Le mafé au bœuf est l'un de ces grands plats mijotés qui racontent une culture autant qu'une technique. Dans les références françaises consultées, il apparaît comme une spécialité majeure d'Afrique de l'Ouest, souvent présentée comme originaire du Mali puis largement adoptée au Sénégal, où la sauce d'arachide est devenue un marqueur de cuisine familiale et festive. Chez 750g, la pâte d'arachide reste le cœur du plat ; chez 196 flavors, la recette met en avant le duo tomate-cacahuète qui donne cette sauce à la fois ronde, profonde et généreuse. Cette version de mafé au bœuf reprend cet esprit : une viande longuement mijotée, des légumes qui s'imprègnent du jus, et une sauce onctueuse servie très chaude avec du riz.
Ce qui rend ce mafé si attachant, c'est l'équilibre entre la douceur grillée de l'arachide, l'acidité du concentré de tomate et le goût franc d'un bœuf à braiser. Si vous aimez les plats de cocotte comme le bœuf bourguignon ou la blanquette de veau, vous retrouverez ici le même plaisir du mijotage, mais avec une identité aromatique totalement différente. Les pommes de terre, carottes et oignons de la recette Yumo la rendent très accessible au quotidien, sans perdre la richesse du mafé traditionnel ni sa vraie sensation de plat de partage.

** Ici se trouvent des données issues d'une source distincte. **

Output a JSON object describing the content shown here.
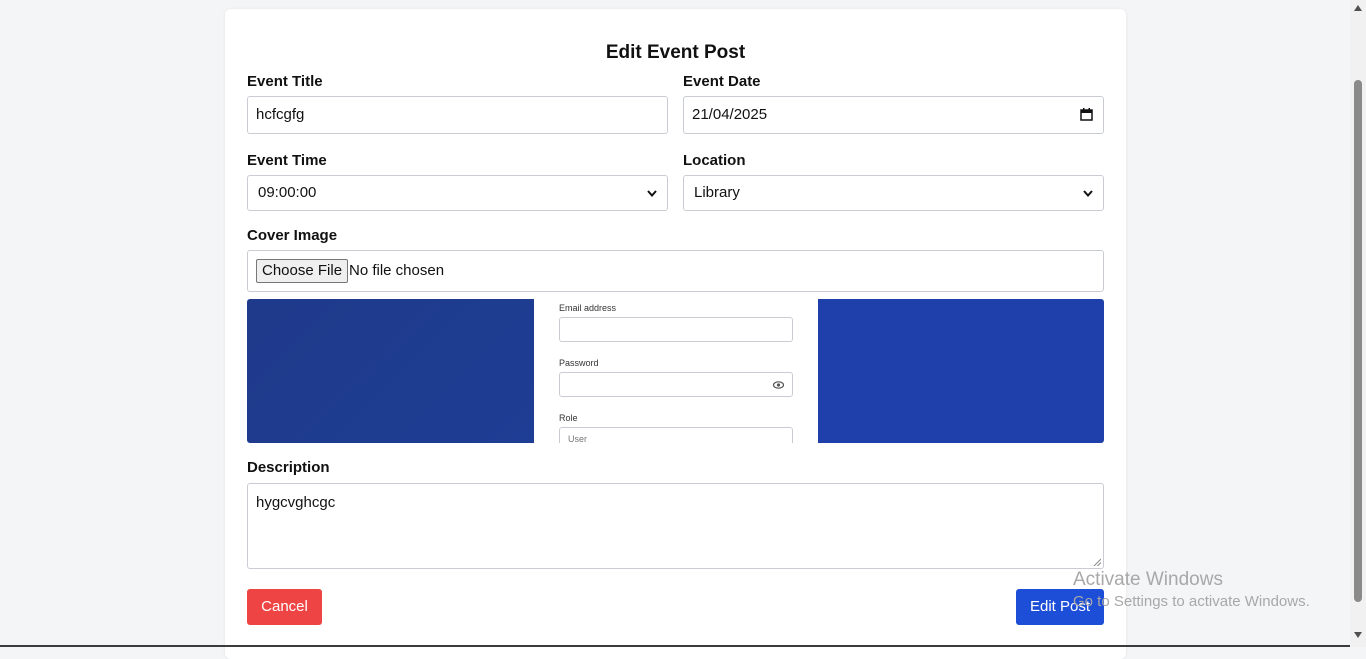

Les variantes sont nombreuses d'une famille à l'autre. Journal des Femmes met en avant une version plus chargée en légumes avec gombos, navets et patate douce, tandis que Régal propose un mafé au bœuf très généreux, servi avec riz, attiéké ou fonio. On peut donc aller d'une sauce très lisse et familiale à une version plus végétale, parfois relevée d'un piment entier laissé infuser sans être percé. Cette souplesse explique pourquoi le mafé voyage si bien d'une table à l'autre : il supporte les adaptations de saison, les changements de viande et les habitudes de service, tout en gardant son identité grâce à l'arachide.
Sur yumo.fr, cette recette est particulièrement intéressante parce qu'elle permet d'entrer dans la cuisine ouest-africaine sans difficulté technique inutile : il faut surtout bien colorer la viande, délier la pâte d'arachide avec soin et laisser le temps travailler. Le résultat est un plat profond, convivial et encore meilleur après repos, parfait pour un déjeuner dominical ou un dîner à partager, dans le même esprit rassurant qu'un couscous traditionnel servi au centre de la table. Pour aller plus loin, les versions détaillées de Chef Simon / Africa Cuisine montrent bien à quel point le mafé reste avant tout un plat de transmission, de générosité et de cuisson patiente.